The main experimental method used in the Lab is pulse radiolysis with UV/VIS detection based on the electron linear accelerator LAE10. The LAE10 accelerator has been constructed at the Institute of Nuclear Chemistry and Technology (INCT) and was installed in 1999. The LAE 10 has been solely dedicated to pulse radiolysis experiments and related work in the field of radiation chemistry with the following nominal parameters: electron energy 10 MeV, pulse duration 4-10 ns and 100 ns, peak current 1A, beam power 0.2 kW and repetition rate 1, 12.5, 25 Hz and single pulse mode.

Research at Radical Chemistry Group focuses on oxidation effects in media, with particular emphasis on the identities and molecular structure of short-lived transients and reaction mechanisms.

Subject involves application of radiation methods for the study of OH-induced oxidation of sulfur-containing alcohols, carboxylic acids, amino acids and their derivatives, and peptides. It is concerned with the characterization and quantification of reactive intermediates, such as hydroxysulfuranyl radicals, radicals and radical cations with various 2-center/3-electron bonds, reaction kinetics and the measurement of absolute rate constants for elementary processes involving these reactive intermediates, such as intramolecular proton and electron transfer, beta-fragmentation, decarboxylation, and reaction with molecular oxygen. The sulfur intermediates can undergo a variety of subsequent reactions depending on conformational flexibility of molecules and functional neighboring groups present in molecules.

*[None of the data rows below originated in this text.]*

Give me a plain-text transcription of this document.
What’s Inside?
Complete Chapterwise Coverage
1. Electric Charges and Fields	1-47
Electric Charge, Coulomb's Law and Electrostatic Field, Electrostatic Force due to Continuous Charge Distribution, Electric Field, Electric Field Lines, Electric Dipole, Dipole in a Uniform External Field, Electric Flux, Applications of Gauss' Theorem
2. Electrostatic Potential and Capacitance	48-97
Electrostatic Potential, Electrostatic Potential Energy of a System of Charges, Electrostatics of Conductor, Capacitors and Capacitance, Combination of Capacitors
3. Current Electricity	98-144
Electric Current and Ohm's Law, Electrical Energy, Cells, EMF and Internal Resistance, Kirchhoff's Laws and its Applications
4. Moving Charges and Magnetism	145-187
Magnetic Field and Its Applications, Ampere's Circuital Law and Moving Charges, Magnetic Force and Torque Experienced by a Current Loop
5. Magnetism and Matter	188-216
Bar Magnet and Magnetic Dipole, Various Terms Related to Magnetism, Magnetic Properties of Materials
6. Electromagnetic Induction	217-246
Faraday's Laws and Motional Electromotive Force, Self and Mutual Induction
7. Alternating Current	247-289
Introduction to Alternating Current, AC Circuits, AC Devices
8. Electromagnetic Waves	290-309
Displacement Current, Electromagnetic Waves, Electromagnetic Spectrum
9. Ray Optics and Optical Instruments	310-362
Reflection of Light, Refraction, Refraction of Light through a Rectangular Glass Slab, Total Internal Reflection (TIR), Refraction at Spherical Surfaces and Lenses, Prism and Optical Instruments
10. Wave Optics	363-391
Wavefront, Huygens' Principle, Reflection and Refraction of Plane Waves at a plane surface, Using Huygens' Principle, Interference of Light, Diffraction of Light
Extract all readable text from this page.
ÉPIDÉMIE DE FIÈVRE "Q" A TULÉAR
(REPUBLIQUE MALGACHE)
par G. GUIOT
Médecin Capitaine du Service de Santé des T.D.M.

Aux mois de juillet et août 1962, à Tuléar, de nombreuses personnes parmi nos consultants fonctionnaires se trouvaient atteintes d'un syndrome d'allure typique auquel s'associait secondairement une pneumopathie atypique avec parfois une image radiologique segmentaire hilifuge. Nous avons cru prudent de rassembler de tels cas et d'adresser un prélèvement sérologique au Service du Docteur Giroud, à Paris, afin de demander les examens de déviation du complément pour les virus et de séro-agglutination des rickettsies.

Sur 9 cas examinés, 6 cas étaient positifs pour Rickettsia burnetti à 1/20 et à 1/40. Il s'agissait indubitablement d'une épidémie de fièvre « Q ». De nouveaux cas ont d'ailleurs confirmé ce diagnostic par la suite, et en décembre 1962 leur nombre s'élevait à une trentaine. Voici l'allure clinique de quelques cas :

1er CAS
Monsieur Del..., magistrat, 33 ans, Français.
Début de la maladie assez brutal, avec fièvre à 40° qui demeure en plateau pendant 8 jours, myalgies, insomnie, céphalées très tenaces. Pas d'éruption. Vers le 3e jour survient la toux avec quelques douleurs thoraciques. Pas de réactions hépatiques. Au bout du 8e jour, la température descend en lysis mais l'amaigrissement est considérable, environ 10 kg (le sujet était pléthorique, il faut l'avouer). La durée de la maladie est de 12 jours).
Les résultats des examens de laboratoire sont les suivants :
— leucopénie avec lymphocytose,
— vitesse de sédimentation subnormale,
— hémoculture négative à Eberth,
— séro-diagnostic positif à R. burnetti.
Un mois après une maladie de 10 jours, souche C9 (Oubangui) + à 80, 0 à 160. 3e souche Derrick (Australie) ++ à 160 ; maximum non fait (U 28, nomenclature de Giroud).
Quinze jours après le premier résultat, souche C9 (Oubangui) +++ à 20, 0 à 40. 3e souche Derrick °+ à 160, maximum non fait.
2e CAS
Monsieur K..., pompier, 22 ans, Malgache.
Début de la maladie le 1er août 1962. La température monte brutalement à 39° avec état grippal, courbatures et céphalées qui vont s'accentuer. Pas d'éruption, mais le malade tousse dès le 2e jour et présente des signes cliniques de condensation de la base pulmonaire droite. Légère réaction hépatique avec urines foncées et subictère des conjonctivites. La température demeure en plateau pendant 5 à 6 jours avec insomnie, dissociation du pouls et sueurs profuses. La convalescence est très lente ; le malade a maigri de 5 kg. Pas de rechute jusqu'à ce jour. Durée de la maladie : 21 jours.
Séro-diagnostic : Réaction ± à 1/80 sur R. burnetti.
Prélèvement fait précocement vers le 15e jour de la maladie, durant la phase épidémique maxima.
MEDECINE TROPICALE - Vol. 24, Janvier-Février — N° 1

Ionic liquids (ILs) are fluids at room temperature consisting entirely of ions. The character and strength of interactions between cations and anions are responsible for determination of their properties. Therefore, various combinations of cations and anions can be used to obtain desired properties. Typically, ILs exhibit: low melting point (a consequence of a poorly packed crystallographic system), negligible vapor pressure (a consequence of a strong anion-cation interaction), non-combustibility (consequence of a low vapor pressure), high electrical conductivity (a consequence of an ionic structure), ability to solubilize a wide range of solutes (e.g. organic, inorganic, polymers, enzymes), potential to be reused (easily separable from product/reactant mixtures) etc. These properties give ILs certain advantages over conventional molecular solvents and a wide range of potential applications that have generated considerable interest in their study.
Among possible applications, ILs can be used as a safer medium for transformations in the nuclear fuel cycle (fuel production, reprocessing, nuclear waste reduction, transportation, etc.). In particular, salts containing boron or chlorine atoms (efficient thermal neutron poisons) are very promising materials. Before ILs can be used in such application, first, it is necessary to characterize their radiation chemistry, such as identification of the radiolytically generated species and their reactivity. Such investigation are main goal of our group.